Например, у предусмотрительной Ио за соблюдением мер предосторожности при воплощении необычных фантазий, сопряженных с особым риском, следит добрый доктор Хуан. Фактически нам крайне редко приходится пускать в ход особый отряд полиции, поскольку серьезные сводники понимают, что в случае слишком явных правонарушений заведение будет немедленно закрыто. Однажды, во время блокады, мы пресекли деятельность трех предприимчивых югославов, которые пытали хорошеньких наивных девчушек и совсем юных дам, не успевших обзавестись покровителями, да так рьяно, что те в итоге не читая подписывали договор, позволявший бесчестным мучителям подвергать их еще более жестоким истязаниям, безо всякого стеснения, но на законных основаниях, и обращать в звонкую монету их прелестные тела, неторопливо растянутые, вывернутые и, несомненно, изломанные на устрашающих механизмах, их лица, на которых появлялось дивное выражение ужаса в тот момент, когда они узнавали об уготованной им участи, их исступленные мольбы, их соблазнительные обещания, их сладостные поцелуи, их напрасные слезы, а там и сцены жесткого изнасилования с помощью утыканных шипами фаллосов, крики боли, исторгнутые из них каленым железом и клещами, их бьющую алым фонтаном кровь, поступательную экстракцию их нежных девичьих прелестей и, наконец, продолжительные конвульсии и судороги, пробегавшие волнами по их истерзанным телам, после чего, увы, всегда слишком рано, они испускали последний вздох. Затем лучшими их отрубами лакомились в ресторанах для гурманов возле Тиргартена, где они значились в меню под названием «шашлык из дикой лани».
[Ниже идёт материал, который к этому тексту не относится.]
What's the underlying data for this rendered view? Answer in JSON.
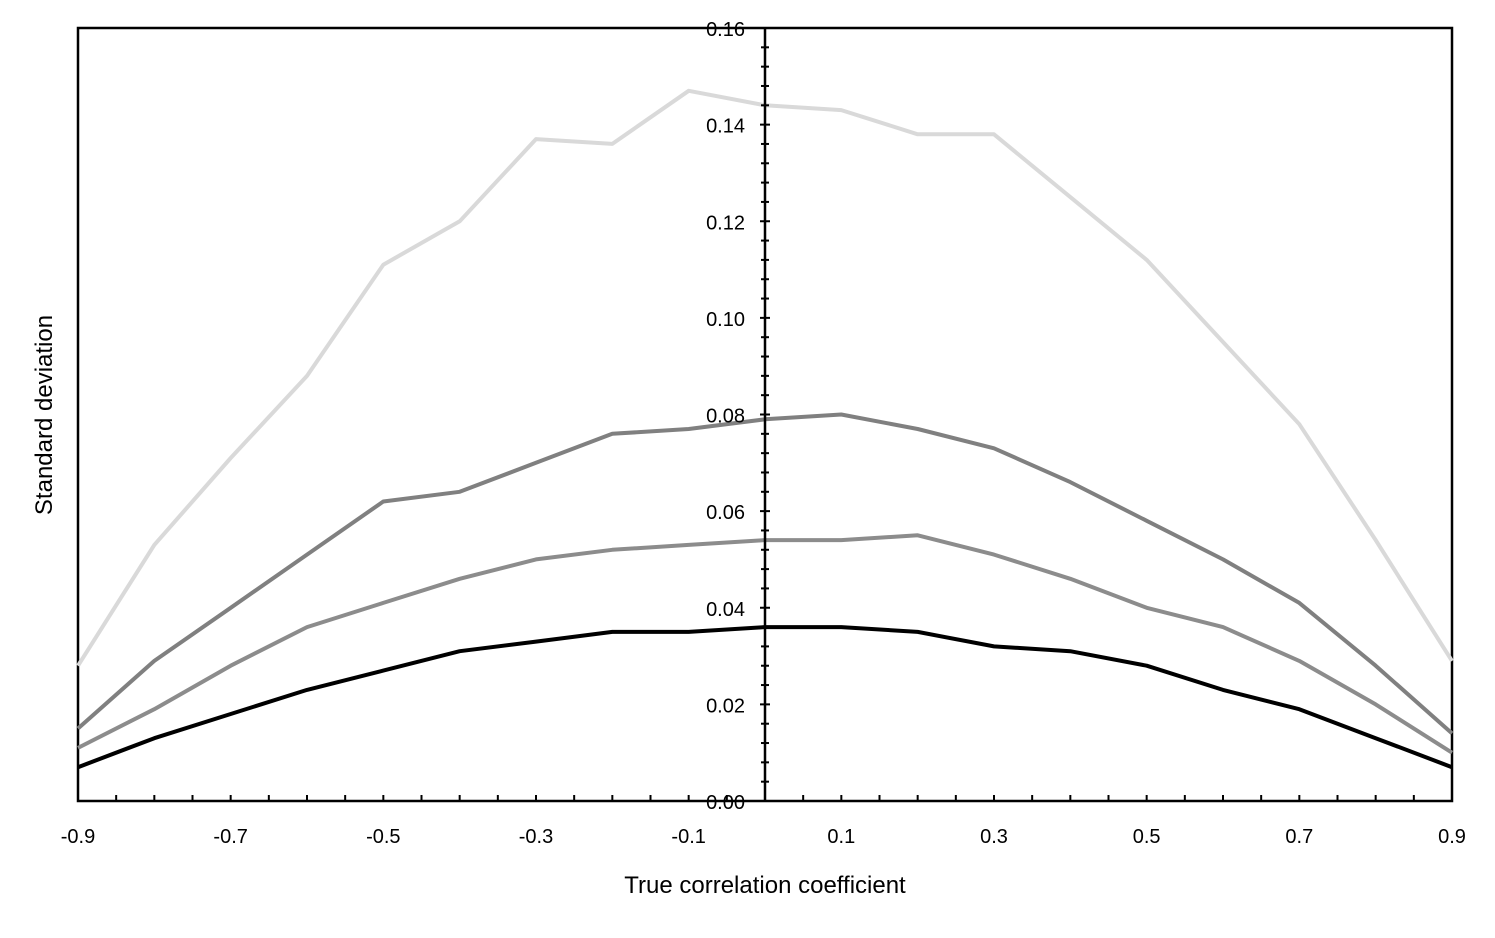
{
  "chart_data": {
    "type": "line",
    "title": "",
    "xlabel": "True correlation coefficient",
    "ylabel": "Standard deviation",
    "x": [
      -0.9,
      -0.8,
      -0.7,
      -0.6,
      -0.5,
      -0.4,
      -0.3,
      -0.2,
      -0.1,
      0.0,
      0.1,
      0.2,
      0.3,
      0.4,
      0.5,
      0.6,
      0.7,
      0.8,
      0.9
    ],
    "xlim": [
      -0.9,
      0.9
    ],
    "ylim": [
      0,
      0.16
    ],
    "x_tick_labels": [
      "-0.9",
      "-0.7",
      "-0.5",
      "-0.3",
      "-0.1",
      "0.1",
      "0.3",
      "0.5",
      "0.7",
      "0.9"
    ],
    "y_tick_labels": [
      "0.00",
      "0.02",
      "0.04",
      "0.06",
      "0.08",
      "0.10",
      "0.12",
      "0.14",
      "0.16"
    ],
    "grid": false,
    "legend": "none",
    "series": [
      {
        "color": "#d9d9d9",
        "values": [
          0.028,
          0.053,
          0.071,
          0.088,
          0.111,
          0.12,
          0.137,
          0.136,
          0.147,
          0.144,
          0.143,
          0.138,
          0.138,
          0.125,
          0.112,
          0.095,
          0.078,
          0.054,
          0.029
        ]
      },
      {
        "color": "#808080",
        "values": [
          0.015,
          0.029,
          0.04,
          0.051,
          0.062,
          0.064,
          0.07,
          0.076,
          0.077,
          0.079,
          0.08,
          0.077,
          0.073,
          0.066,
          0.058,
          0.05,
          0.041,
          0.028,
          0.014
        ]
      },
      {
        "color": "#8c8c8c",
        "values": [
          0.011,
          0.019,
          0.028,
          0.036,
          0.041,
          0.046,
          0.05,
          0.052,
          0.053,
          0.054,
          0.054,
          0.055,
          0.051,
          0.046,
          0.04,
          0.036,
          0.029,
          0.02,
          0.01
        ]
      },
      {
        "color": "#000000",
        "values": [
          0.007,
          0.013,
          0.018,
          0.023,
          0.027,
          0.031,
          0.033,
          0.035,
          0.035,
          0.036,
          0.036,
          0.035,
          0.032,
          0.031,
          0.028,
          0.023,
          0.019,
          0.013,
          0.007
        ]
      }
    ]
  }
}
Будьте покойны, дорогой друг, такими темными делишками они промышляли недолго, ибо мы бдительно несем свою службу, хотя и понимаем, что эрос по природе своей – царство обмана, злодейских измышлений и излишеств. Надо признать, что при виде отданной на заклание прелестницы, распятой на кресте или на дыбе в подобающей и, как говорят у вас во Франции, неконвенционной позе, с помощью крепких веревок, туго натянутых цепей, кожаных ремней и браслетов, старательно прилаженных с таким расчетом, чтобы можно было с удобством подвергать ее разнообразным запланированным пыткам и экспромтом насиловать, иному эстету, опьяненному возбуждающей атмосферой жертвоприношения, не так-то просто умерить свой любовный пыл, особенно когда соблазнительная пленница убедительно изображает покорность, страдания и исступление. Но, несмотря ни на что, такие предосудительные эксцессы случаются не слишком часто, поскольку истинные знатоки дорожат маленькими угодливыми мученицами, которые, не жалея сил, грациозно бьются в путах и трогательно стонут под пытками, содрогаясь и выгибаясь в талии, между тем как грудь их трепещет от учащенных вздохов, и вдруг, уронив голову в сладостном жертвенном порыве, разжимают набухшие губки, издавая гармоничные гортанные хрипы, и очаровательно лишаются чувств, закатывая широко раскрытые глаза… Наша Виолетта, которую вы едва не выпотрошили, была у нас одной из самых известных актрис. К нам приезжали издалека, чтобы посмотреть, как четвертуют ее сказочно красивое тело, как ручеек крови струится по ее отливающей перламутровым блеском коже, как угасает ее ангельское личико. Она играла с такой страстью, что при небольшой сноровке можно было довести ее до продолжительного оргазма между двумя кульминациями страдания, которое едва ли могло быть притворным…

Неужели этот здравомыслящий с виду человек совсем спятил? Или он просто заманивает меня в ловушку? Поскольку меня одолевают сомнения и любопытство, я решаюсь осторожно воспользоваться его профессиональной терминологией, которая пестрит определениями, слишком хорошо знакомыми даже дилетантам:

– Так, значит, меня обвиняют в том, что я злонамеренно поломал одну из самых красивых ваших игрушек?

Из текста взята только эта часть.